Il cerchiobottismo, il prendere tempo, il dire tutto senza dire niente. È la postura di Giorgia Meloni sul caso Santanchè.
La presidente del Consiglio ne ha parlato per la prima volta, ammettendo che il suo silenzio ha fatto aumentare le ambiguità. E se però sperava di mettere a posto la questione con qualche frase di rito le è andata male, perché le ombre non hanno fatto che diventare più scure. Parole che non sono risolutive, che devono essere interpretate, che si prestano al gioco del retroscena. La verità è che Daniela Santanchè è un problema per Meloni.
Al di là del rinvio a giudizio già incassato, le accuse che le vengono mosse nelle inchieste ancora in corso ipotizzano una spregiudicatezza e una slealtà nell’uso del denaro pubblico e quindi una spregiudicatezza e una slealtà nei confronti dello Stato. Un po’ troppo, per una che fa il ministro. Meloni dice che c’è una questione di opportunità legata alla difficoltà di fare il ministro e allo stesso tempo di occuparsi della propria difesa in uno o più processi. Ma in realtà intende quello.

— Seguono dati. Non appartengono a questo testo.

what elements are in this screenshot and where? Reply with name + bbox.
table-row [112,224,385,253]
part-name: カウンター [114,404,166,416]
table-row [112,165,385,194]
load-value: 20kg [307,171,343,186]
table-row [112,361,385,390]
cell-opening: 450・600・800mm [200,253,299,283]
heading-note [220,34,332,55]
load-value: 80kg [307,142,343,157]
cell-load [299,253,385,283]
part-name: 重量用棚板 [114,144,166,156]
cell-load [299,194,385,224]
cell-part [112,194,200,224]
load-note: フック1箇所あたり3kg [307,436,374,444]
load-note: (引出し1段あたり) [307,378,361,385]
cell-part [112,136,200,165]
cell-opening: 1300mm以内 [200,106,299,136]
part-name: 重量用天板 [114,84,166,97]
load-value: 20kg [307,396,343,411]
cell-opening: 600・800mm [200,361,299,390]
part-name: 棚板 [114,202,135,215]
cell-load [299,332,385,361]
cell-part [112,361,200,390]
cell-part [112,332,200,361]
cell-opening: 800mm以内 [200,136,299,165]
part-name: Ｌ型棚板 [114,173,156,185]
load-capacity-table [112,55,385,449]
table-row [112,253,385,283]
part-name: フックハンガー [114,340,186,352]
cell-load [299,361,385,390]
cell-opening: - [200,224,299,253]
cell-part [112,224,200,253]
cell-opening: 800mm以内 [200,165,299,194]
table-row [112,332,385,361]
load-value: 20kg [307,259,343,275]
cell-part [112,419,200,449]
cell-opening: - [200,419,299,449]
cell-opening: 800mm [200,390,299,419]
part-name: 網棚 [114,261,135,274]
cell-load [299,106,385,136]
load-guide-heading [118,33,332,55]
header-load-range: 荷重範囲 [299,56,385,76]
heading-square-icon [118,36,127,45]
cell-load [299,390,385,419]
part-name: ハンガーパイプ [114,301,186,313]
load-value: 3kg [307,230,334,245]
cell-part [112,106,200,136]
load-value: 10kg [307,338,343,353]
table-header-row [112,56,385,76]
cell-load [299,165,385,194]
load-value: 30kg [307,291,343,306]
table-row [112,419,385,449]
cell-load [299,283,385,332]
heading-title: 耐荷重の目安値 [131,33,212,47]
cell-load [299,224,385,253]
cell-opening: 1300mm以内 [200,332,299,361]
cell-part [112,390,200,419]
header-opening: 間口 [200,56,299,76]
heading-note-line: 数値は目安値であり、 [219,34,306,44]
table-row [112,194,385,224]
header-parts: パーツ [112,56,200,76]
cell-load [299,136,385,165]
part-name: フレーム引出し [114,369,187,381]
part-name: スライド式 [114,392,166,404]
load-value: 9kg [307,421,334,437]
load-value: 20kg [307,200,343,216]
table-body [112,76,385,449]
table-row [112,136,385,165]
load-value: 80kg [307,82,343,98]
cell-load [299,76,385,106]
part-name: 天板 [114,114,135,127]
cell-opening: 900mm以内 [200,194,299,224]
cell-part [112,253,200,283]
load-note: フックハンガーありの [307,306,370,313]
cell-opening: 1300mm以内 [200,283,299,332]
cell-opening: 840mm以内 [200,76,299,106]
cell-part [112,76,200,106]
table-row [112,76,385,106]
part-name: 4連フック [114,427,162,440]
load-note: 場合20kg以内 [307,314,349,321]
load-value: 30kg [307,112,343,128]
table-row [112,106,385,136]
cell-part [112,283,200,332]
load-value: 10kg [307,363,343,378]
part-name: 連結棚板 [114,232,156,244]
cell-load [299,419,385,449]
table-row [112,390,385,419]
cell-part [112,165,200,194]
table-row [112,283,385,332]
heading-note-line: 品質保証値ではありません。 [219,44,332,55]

Daniela Santanchè però ha deciso di resistere perché teme di poter venire travolta se si dimettesse. E Santanchè non è Sangiuliano. Andare allo scontro con lei significherebbe creare danni all’interno del partito. Vanta il suo legame antico e consolidato con la seconda carica dello Stato, La Russa, il quale è anche un rappresentante storico del Msi e un intoccabile in Fratelli d’Italia.
Giorgia Meloni non è mai stata una garantista. Adesso invece dice che il rinvio a giudizio non giustifica le dimissioni. Ma cosa volete che sia l’incoerenza rispetto ai guai che il caso Santanchè le sta creando.